After the Spam case went viral, I started to pay more attention to what was locked up in chain stores and how. The Atlantic Terminal target had installed transparent locked doors that covered all the shelves in its aisles of lotion, toothpaste, deodorant and body wash. It felt like a surrender. He did not single out any particular brand or item for added security; everything was right behind a large door. The Soho Duane Reade seemed more selective — a spokesperson argues that what’s stolen most often determines what’s locked up — but sometimes the type of security seemed arbitrary: Beef jerky is locked up, but pistachios (a more expensive item ) were behind an elevator-flap up. It made sense that brand names like Dove body wash would need a store associate with a key, but the generic dupe was behind a sliding screen to open. In pharmacies, most vitamins required you to press a button for a salesperson, with the exception of vitamin C and Flintstones gummies (likely because they were less targeted by shoplifters). You needed help buying DayQuil, but not Theraflu. The two or three vendors I saw on the floor looked exhausted and harassed. I can’t imagine how many times a day someone asks them to release a Slim Jim. The store booked its Guardians for a display of $30 La Roche-Posay face creams, one of the priciest items in the beauty aisle.
Seeing the French brand (a celebrity favorite like Sarah Jessica Parker and Kate Moss) in Keepers, I wondered if maybe his next act might be more about merchandising than security. When Alpha came out mother’s milk in 2011, he found that shoppers preferred formula stored in Keepers. “We asked customers, ‘Why did you choose this one when the same one next to it isn’t in a box?’ and I heard, ‘Well, I felt like this one was safer,’ which means it wasn’t tampered with,” Rosenthal says. “They thought the Keeper was for a product protection issue rather than a theft issue.” It turns out they can actually make a product more desirable.

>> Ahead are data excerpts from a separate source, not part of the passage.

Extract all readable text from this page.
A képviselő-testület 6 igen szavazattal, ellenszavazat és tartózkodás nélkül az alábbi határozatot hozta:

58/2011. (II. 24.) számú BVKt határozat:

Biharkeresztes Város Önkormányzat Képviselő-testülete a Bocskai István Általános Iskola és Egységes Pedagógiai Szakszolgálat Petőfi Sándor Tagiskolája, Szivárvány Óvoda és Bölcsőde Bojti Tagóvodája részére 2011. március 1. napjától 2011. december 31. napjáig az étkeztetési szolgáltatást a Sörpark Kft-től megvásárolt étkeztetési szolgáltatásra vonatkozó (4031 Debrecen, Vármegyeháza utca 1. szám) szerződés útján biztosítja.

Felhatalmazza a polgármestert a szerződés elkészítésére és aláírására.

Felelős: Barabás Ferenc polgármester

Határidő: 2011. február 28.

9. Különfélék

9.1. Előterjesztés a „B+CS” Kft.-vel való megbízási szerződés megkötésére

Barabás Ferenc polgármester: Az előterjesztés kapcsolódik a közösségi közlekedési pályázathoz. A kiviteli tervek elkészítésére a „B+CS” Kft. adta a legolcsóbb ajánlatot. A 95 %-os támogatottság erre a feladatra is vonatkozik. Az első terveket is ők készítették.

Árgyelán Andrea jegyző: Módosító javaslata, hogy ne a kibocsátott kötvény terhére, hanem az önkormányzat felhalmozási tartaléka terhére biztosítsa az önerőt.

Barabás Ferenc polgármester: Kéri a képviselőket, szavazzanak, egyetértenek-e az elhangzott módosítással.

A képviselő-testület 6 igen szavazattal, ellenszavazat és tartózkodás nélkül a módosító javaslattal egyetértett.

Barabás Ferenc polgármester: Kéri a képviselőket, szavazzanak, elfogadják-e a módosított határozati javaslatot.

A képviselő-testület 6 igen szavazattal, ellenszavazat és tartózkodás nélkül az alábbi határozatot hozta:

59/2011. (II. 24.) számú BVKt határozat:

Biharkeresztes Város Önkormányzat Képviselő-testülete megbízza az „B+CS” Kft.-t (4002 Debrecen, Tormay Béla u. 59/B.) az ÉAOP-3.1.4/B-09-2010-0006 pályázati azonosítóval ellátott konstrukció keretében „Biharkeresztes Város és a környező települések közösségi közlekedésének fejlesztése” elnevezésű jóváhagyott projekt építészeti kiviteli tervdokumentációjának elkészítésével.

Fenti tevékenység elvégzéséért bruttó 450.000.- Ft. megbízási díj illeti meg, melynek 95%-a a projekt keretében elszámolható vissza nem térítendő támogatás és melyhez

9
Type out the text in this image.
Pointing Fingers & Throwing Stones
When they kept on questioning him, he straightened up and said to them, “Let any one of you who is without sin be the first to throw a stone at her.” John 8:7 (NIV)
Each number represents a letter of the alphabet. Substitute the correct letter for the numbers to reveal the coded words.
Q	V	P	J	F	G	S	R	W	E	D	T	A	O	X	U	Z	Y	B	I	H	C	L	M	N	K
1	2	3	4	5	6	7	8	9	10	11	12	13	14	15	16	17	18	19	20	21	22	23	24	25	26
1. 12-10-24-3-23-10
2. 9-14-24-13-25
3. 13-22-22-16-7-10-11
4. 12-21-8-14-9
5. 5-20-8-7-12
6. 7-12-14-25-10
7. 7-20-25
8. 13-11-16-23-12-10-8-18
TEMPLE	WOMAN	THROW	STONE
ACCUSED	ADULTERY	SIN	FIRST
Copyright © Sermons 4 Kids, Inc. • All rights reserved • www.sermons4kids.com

According to viewers, the Keeper, with its simple design, seems to have become a projection screen of our desires, our fears and our anxieties: it is proof of societal decline, or a reminder of racial profiling, or even a symbol of luxury and care. But perhaps more than anything, it serves as a convenient red herring for retailers who have invoked a shoplifting crisis to distract us from a business model that simply hasn’t evolved fast enough to meet our era. In the meantime, as stores keep closingit looks like the Keeper is poised to outlast the retailers who rely on it.